Les deux ministres «ont condamné les tentatives de +parties extérieures+ au conflit pour aggraver la confrontation», a rapporté de son côté du ministère russe de la Défense. Moscou vise ainsi le président turc Recep Tayyip Erdogan, soutien traditionnel de Bakou, et qui a pris le risque d’attiser les tensions en martelant que «le Karabakh retournera un jour, sans aucun doute, à son propriétaire originel», l’Azerbaïdjan.

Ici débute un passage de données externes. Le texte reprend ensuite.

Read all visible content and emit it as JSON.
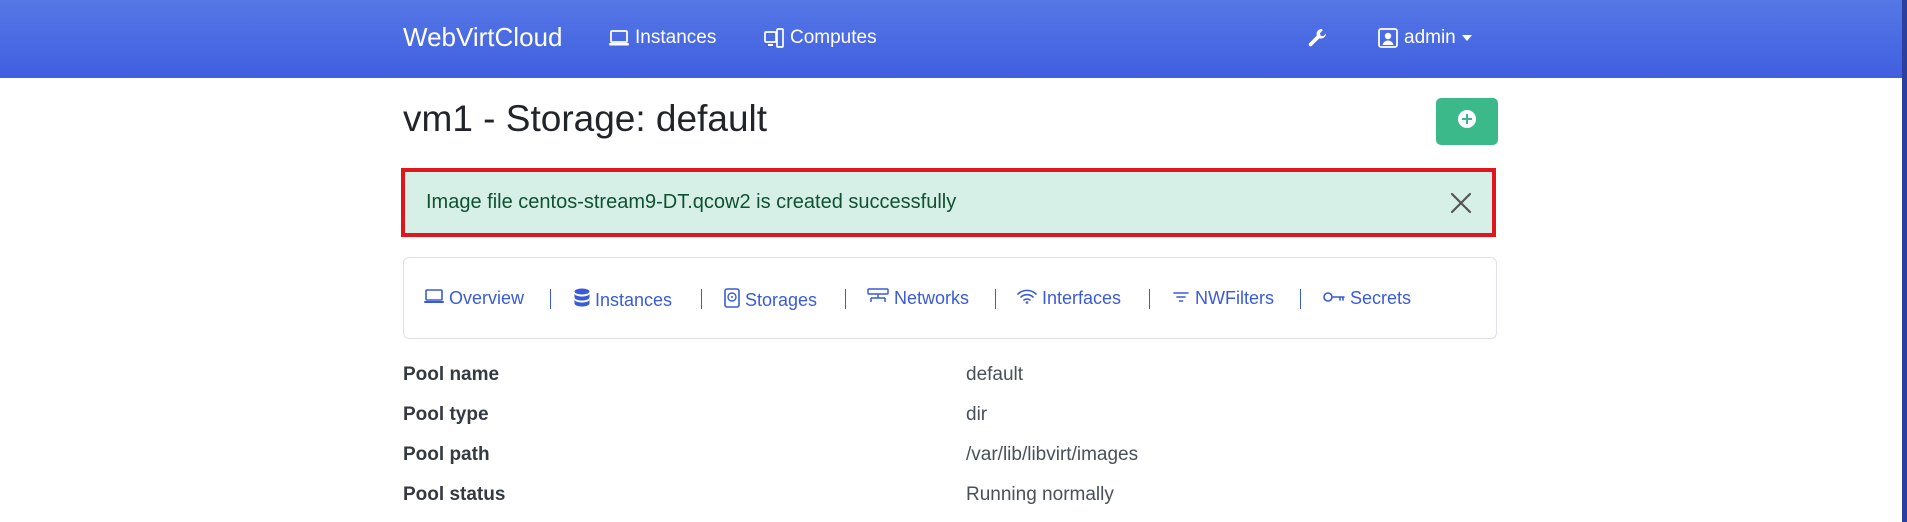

Mardi, son Premier ministre Ahmet Davutoglu a été encore plus loin en déclarant que la Turquie resterait «aux côtés de l’Azerbaïdjan frère, jusqu’à l’apocalypse». Ce conflit, dont les sources remontent à plusieurs siècles mais qui s’est cristallisé à l’époque soviétique lorsque Moscou a attribué ce territoire majoritairement arménien à la république socialiste soviétique d’Azerbaïdjan, intervient dans une région du Caucase stratégique pour le transport des hydrocarbures, près de l’Iran, de la Turquie et du Proche-Orient.

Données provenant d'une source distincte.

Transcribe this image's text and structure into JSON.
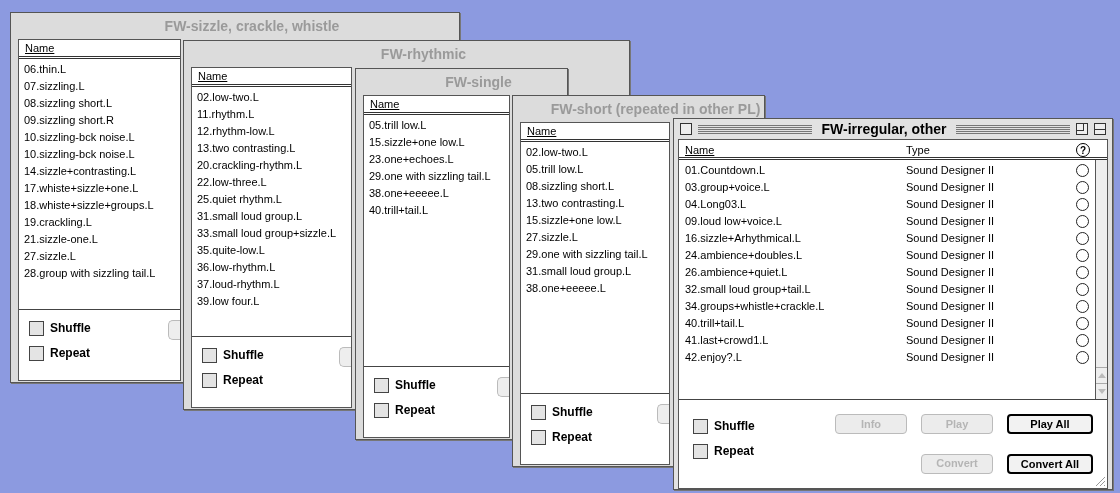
{
  "windows": [
    {
      "title": "FW-sizzle, crackle, whistle",
      "active": false,
      "columns": [
        "Name"
      ],
      "rows": [
        {
          "name": "06.thin.L"
        },
        {
          "name": "07.sizzling.L"
        },
        {
          "name": "08.sizzling short.L"
        },
        {
          "name": "09.sizzling short.R"
        },
        {
          "name": "10.sizzling-bck noise.L"
        },
        {
          "name": "10.sizzling-bck noise.L"
        },
        {
          "name": "14.sizzle+contrasting.L"
        },
        {
          "name": "17.whiste+sizzle+one.L"
        },
        {
          "name": "18.whiste+sizzle+groups.L"
        },
        {
          "name": "19.crackling.L"
        },
        {
          "name": "21.sizzle-one.L"
        },
        {
          "name": "27.sizzle.L"
        },
        {
          "name": "28.group with sizzling tail.L"
        }
      ],
      "shuffle": {
        "label": "Shuffle",
        "checked": false
      },
      "repeat": {
        "label": "Repeat",
        "checked": false
      }
    },
    {
      "title": "FW-rhythmic",
      "active": false,
      "columns": [
        "Name"
      ],
      "rows": [
        {
          "name": "02.low-two.L"
        },
        {
          "name": "11.rhythm.L"
        },
        {
          "name": "12.rhythm-low.L"
        },
        {
          "name": "13.two contrasting.L"
        },
        {
          "name": "20.crackling-rhythm.L"
        },
        {
          "name": "22.low-three.L"
        },
        {
          "name": "25.quiet rhythm.L"
        },
        {
          "name": "31.small loud group.L"
        },
        {
          "name": "33.small loud group+sizzle.L"
        },
        {
          "name": "35.quite-low.L"
        },
        {
          "name": "36.low-rhythm.L"
        },
        {
          "name": "37.loud-rhythm.L"
        },
        {
          "name": "39.low four.L"
        }
      ],
      "shuffle": {
        "label": "Shuffle",
        "checked": false
      },
      "repeat": {
        "label": "Repeat",
        "checked": false
      }
    },
    {
      "title": "FW-single",
      "active": false,
      "columns": [
        "Name"
      ],
      "rows": [
        {
          "name": "05.trill low.L"
        },
        {
          "name": "15.sizzle+one low.L"
        },
        {
          "name": "23.one+echoes.L"
        },
        {
          "name": "29.one with sizzling tail.L"
        },
        {
          "name": "38.one+eeeee.L"
        },
        {
          "name": "40.trill+tail.L"
        }
      ],
      "shuffle": {
        "label": "Shuffle",
        "checked": false
      },
      "repeat": {
        "label": "Repeat",
        "checked": false
      }
    },
    {
      "title": "FW-short (repeated in other PL)",
      "active": false,
      "columns": [
        "Name"
      ],
      "rows": [
        {
          "name": "02.low-two.L"
        },
        {
          "name": "05.trill low.L"
        },
        {
          "name": "08.sizzling short.L"
        },
        {
          "name": "13.two contrasting.L"
        },
        {
          "name": "15.sizzle+one low.L"
        },
        {
          "name": "27.sizzle.L"
        },
        {
          "name": "29.one with sizzling tail.L"
        },
        {
          "name": "31.small loud group.L"
        },
        {
          "name": "38.one+eeeee.L"
        }
      ],
      "shuffle": {
        "label": "Shuffle",
        "checked": false
      },
      "repeat": {
        "label": "Repeat",
        "checked": false
      }
    },
    {
      "title": "FW-irregular, other",
      "active": true,
      "columns": [
        "Name",
        "Type",
        "?"
      ],
      "rows": [
        {
          "name": "01.Countdown.L",
          "type": "Sound Designer II",
          "marked": false
        },
        {
          "name": "03.group+voice.L",
          "type": "Sound Designer II",
          "marked": false
        },
        {
          "name": "04.Long03.L",
          "type": "Sound Designer II",
          "marked": false
        },
        {
          "name": "09.loud low+voice.L",
          "type": "Sound Designer II",
          "marked": false
        },
        {
          "name": "16.sizzle+Arhythmical.L",
          "type": "Sound Designer II",
          "marked": false
        },
        {
          "name": "24.ambience+doubles.L",
          "type": "Sound Designer II",
          "marked": false
        },
        {
          "name": "26.ambience+quiet.L",
          "type": "Sound Designer II",
          "marked": false
        },
        {
          "name": "32.small loud group+tail.L",
          "type": "Sound Designer II",
          "marked": false
        },
        {
          "name": "34.groups+whistle+crackle.L",
          "type": "Sound Designer II",
          "marked": false
        },
        {
          "name": "40.trill+tail.L",
          "type": "Sound Designer II",
          "marked": false
        },
        {
          "name": "41.last+crowd1.L",
          "type": "Sound Designer II",
          "marked": false
        },
        {
          "name": "42.enjoy?.L",
          "type": "Sound Designer II",
          "marked": false
        }
      ],
      "shuffle": {
        "label": "Shuffle",
        "checked": false
      },
      "repeat": {
        "label": "Repeat",
        "checked": false
      },
      "buttons": [
        {
          "label": "Info",
          "disabled": true
        },
        {
          "label": "Play",
          "disabled": true
        },
        {
          "label": "Play All",
          "disabled": false
        },
        {
          "label": "Convert",
          "disabled": true
        },
        {
          "label": "Convert All",
          "disabled": false
        }
      ]
    }
  ]
}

L’escalade militaire survient au moment où la Russie, qui a de bonnes relations avec l’Arménie, et la Turquie, allié traditionnel de l’Azerbaïdjan, traversent une grave crise diplomatique sur fond de guerre en Syrie. L’Arménie comme l’Azerbaïdjan multiplient ces derniers jours les déclarations sur la prise de nouvelles positions stratégiques, alors que les autorités du Nagorny-Karabakh ont déclaré être «prêtes à discuter d’une proposition de trêve» à condition de récupérer les positions et territoires perdus dans la région. Le président arménien, Serge Sarkissian, a lui estimé qu’un cessez-le-feu ne serait possible que «si les militaires des deux camps retournent aux positions», qu’ils occupaient avant la reprise des hostilités.

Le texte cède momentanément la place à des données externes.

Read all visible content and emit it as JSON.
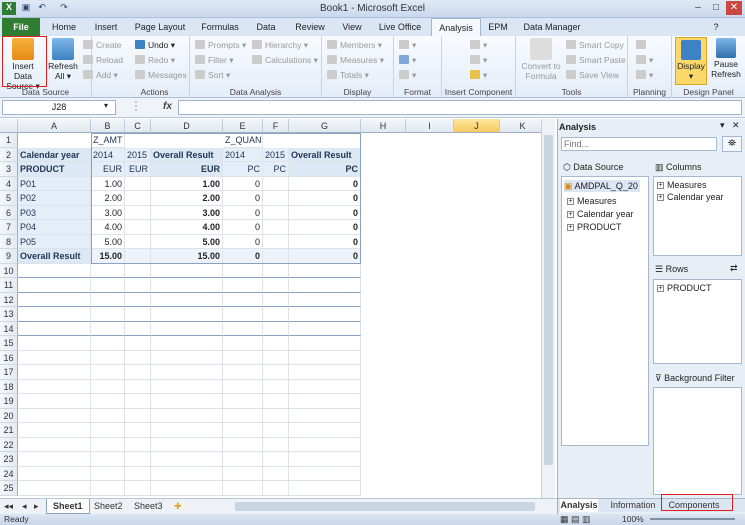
{
  "window": {
    "title": "Book1 - Microsoft Excel"
  },
  "tabs": [
    "File",
    "Home",
    "Insert",
    "Page Layout",
    "Formulas",
    "Data",
    "Review",
    "View",
    "Live Office",
    "Analysis",
    "EPM",
    "Data Manager"
  ],
  "ribbon": {
    "data_source": {
      "label": "Data Source",
      "insert": "Insert Data Source",
      "refresh": "Refresh All"
    },
    "actions": {
      "label": "Actions",
      "create": "Create",
      "reload": "Reload",
      "add": "Add",
      "undo": "Undo",
      "redo": "Redo",
      "messages": "Messages"
    },
    "data_analysis": {
      "label": "Data Analysis",
      "prompts": "Prompts",
      "filter": "Filter",
      "sort": "Sort",
      "hierarchy": "Hierarchy",
      "calculations": "Calculations"
    },
    "display": {
      "label": "Display",
      "members": "Members",
      "measures": "Measures",
      "totals": "Totals"
    },
    "format": {
      "label": "Format"
    },
    "insert_component": {
      "label": "Insert Component"
    },
    "tools": {
      "label": "Tools",
      "convert": "Convert to Formula",
      "smart_copy": "Smart Copy",
      "smart_paste": "Smart Paste",
      "save_view": "Save View"
    },
    "planning": {
      "label": "Planning"
    },
    "design_panel": {
      "label": "Design Panel",
      "display": "Display",
      "pause": "Pause Refresh"
    }
  },
  "formula_bar": {
    "name_box": "J28",
    "fx": "fx",
    "value": ""
  },
  "columns": [
    "A",
    "B",
    "C",
    "D",
    "E",
    "F",
    "G",
    "H",
    "I",
    "J",
    "K"
  ],
  "rows": [
    "1",
    "2",
    "3",
    "4",
    "5",
    "6",
    "7",
    "8",
    "9",
    "10",
    "11",
    "12",
    "13",
    "14",
    "15",
    "16",
    "17",
    "18",
    "19",
    "20",
    "21",
    "22",
    "23",
    "24",
    "25"
  ],
  "table": {
    "r1": {
      "b": "Z_AMT",
      "e": "Z_QUAN"
    },
    "r2": {
      "a": "Calendar year",
      "b": "2014",
      "c": "2015",
      "d": "Overall Result",
      "e": "2014",
      "f": "2015",
      "g": "Overall Result"
    },
    "r3": {
      "a": "PRODUCT",
      "b": "EUR",
      "c": "EUR",
      "d": "EUR",
      "e": "PC",
      "f": "PC",
      "g": "PC"
    },
    "data": [
      {
        "a": "P01",
        "b": "1.00",
        "d": "1.00",
        "e": "0",
        "g": "0"
      },
      {
        "a": "P02",
        "b": "2.00",
        "d": "2.00",
        "e": "0",
        "g": "0"
      },
      {
        "a": "P03",
        "b": "3.00",
        "d": "3.00",
        "e": "0",
        "g": "0"
      },
      {
        "a": "P04",
        "b": "4.00",
        "d": "4.00",
        "e": "0",
        "g": "0"
      },
      {
        "a": "P05",
        "b": "5.00",
        "d": "5.00",
        "e": "0",
        "g": "0"
      }
    ],
    "total": {
      "a": "Overall Result",
      "b": "15.00",
      "d": "15.00",
      "e": "0",
      "g": "0"
    }
  },
  "sheets": [
    "Sheet1",
    "Sheet2",
    "Sheet3"
  ],
  "status": {
    "left": "Ready",
    "zoom": "100%"
  },
  "pane": {
    "title": "Analysis",
    "find_placeholder": "Find...",
    "data_source_label": "Data Source",
    "source_name": "AMDPAL_Q_20",
    "source_items": [
      "Measures",
      "Calendar year",
      "PRODUCT"
    ],
    "columns_label": "Columns",
    "columns_items": [
      "Measures",
      "Calendar year"
    ],
    "rows_label": "Rows",
    "rows_items": [
      "PRODUCT"
    ],
    "filter_label": "Background Filter",
    "tabs": [
      "Analysis",
      "Information",
      "Components"
    ]
  },
  "colors": {
    "accent": "#2e7d32",
    "highlight": "#e0201f",
    "header": "#dde8f5"
  }
}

Après une guerre ayant fait 30 000 morts et des centaines de milliers de réfugiés, principalement azerbaïdjanais, le Nagorny-Karabakh est passé sous le contrôle de forces séparatistes proches d’Erevan. La région est peuplée majoritairement d’Arméniens. Aucun traité de paix n’a été signé et après une période de calme relatif, la région a connu ces derniers mois une nette escalade des tensions, Erevan estimant fin décembre qu’on était revenu à la «guerre».